Okay, some unfortunates are caught in the background by Google's photographers - in the same way they're caught in the background of anyone else's photographs uploaded to the internet - which could cause some embarrassment until they ask Google to remove them and Google promptly complies. But, really, that's a consequence of people having the freedom to take photographs in public. Are the opponents of Street View suggesting people should have the right to trawl through tourists' flickr albums and demand the removal of any photographs in which they have inadvertently been snapped?

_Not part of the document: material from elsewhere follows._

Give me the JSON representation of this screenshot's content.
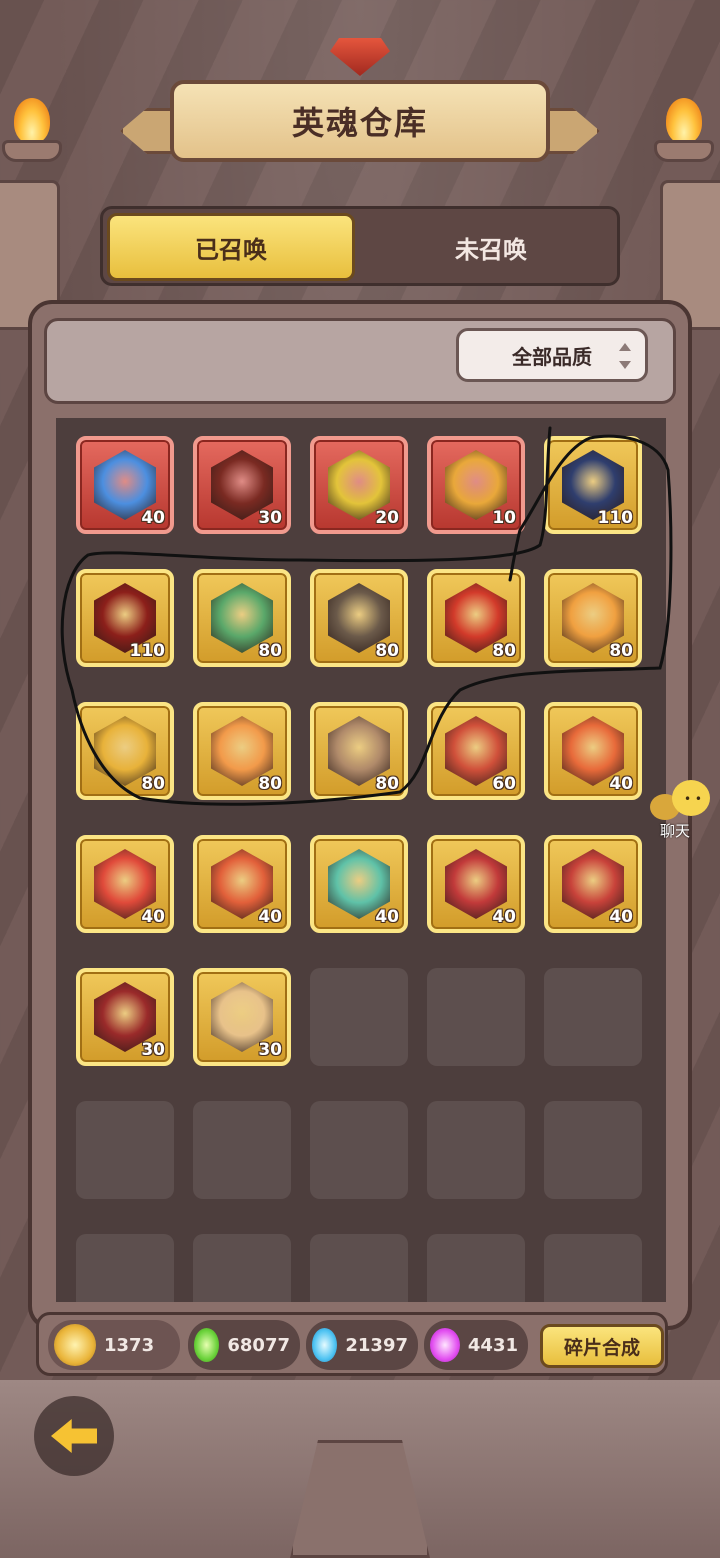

And that the very existence of online photograph depositories is an invasion of our privacy?

Jeremy's Europe Trip View is an invasion of privacy!

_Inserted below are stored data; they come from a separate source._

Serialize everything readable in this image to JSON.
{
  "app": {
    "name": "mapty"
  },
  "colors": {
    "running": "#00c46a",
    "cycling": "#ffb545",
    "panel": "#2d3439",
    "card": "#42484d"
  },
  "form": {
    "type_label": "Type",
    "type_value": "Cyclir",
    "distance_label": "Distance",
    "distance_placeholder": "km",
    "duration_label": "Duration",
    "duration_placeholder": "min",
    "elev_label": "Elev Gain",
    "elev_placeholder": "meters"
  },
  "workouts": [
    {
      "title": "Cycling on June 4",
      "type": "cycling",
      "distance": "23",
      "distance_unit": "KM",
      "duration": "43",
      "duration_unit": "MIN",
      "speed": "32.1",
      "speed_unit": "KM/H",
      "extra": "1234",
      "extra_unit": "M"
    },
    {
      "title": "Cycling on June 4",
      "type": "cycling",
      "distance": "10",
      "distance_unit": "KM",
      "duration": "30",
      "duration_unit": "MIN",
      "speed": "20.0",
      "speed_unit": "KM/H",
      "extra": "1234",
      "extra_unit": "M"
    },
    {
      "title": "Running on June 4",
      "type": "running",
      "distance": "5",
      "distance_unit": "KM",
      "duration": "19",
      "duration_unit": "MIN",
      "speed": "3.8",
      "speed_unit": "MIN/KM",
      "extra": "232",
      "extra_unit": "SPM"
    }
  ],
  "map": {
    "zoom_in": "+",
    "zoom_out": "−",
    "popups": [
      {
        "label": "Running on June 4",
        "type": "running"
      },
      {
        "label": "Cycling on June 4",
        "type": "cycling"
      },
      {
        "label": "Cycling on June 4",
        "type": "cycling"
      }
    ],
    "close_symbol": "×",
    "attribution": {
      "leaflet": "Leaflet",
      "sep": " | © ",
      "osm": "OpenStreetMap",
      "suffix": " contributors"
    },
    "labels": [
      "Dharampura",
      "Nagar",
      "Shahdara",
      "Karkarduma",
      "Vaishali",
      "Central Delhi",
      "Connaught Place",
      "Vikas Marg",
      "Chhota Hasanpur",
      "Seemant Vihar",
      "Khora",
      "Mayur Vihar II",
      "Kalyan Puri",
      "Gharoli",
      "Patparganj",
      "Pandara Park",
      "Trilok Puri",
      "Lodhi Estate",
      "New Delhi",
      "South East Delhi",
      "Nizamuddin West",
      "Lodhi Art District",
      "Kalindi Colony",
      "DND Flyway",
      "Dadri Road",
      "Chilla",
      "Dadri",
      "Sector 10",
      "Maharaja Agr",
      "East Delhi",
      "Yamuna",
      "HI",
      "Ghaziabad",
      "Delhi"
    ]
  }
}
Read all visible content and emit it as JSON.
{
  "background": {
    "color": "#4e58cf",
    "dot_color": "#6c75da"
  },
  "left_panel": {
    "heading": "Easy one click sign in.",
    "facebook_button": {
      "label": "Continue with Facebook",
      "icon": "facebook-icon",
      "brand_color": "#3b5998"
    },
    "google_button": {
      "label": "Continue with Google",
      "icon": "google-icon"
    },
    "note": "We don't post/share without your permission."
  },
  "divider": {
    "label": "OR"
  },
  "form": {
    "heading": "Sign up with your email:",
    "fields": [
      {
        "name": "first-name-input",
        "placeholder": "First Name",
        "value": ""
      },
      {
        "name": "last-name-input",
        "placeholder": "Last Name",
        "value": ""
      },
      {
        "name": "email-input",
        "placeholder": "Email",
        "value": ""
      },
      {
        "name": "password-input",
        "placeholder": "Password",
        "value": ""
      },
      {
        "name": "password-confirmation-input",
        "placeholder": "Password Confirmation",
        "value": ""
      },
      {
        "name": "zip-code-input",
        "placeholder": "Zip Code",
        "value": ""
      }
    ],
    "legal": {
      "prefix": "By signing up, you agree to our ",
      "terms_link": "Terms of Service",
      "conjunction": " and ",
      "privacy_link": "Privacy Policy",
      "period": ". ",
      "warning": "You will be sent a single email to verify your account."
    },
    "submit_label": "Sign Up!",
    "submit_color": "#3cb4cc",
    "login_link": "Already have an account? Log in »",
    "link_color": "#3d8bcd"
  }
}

If anything, publishing satellite images of people's back gardens - as now available on pretty much any online mapping tool - is a much more obvious invasion of people's privacy than a one-off shot from the street. Oh, so that's what your private little space looks like! But we seem to have accepted that.
I think Google Earth is one of the three greatest wonders of the internet age* (the other two being Wikipedia and the bittorrent network). Like the other two, it opens up the world at a time when governments and other interests are working hard to close it down. It frees information when the powers that be are trying to control it. It is an extraordinary technical achievement and it really makes the world smaller.
Obviously there would be problems with the eye of Big Brother wandering around snapping us - but it does that anyway. Police CCTV setups are increasing around the world - the UK is almost blanketed with them. Melbourne is going that way, too. In comparison, with the information exposed regarding our public activities by Street View, at least we know what they've seen (because it's open to all of us), and we can ask them to remove it. And they will, promptly. Try doing that with the modern bureaucratic security apparatus.
*It was of enormous assistance planning this trip, for example - this morning I'm in Llanberis, Wales, and I already have a very good idea of where everything is because I was able to look around the landscape in 3D before even leaving Australia.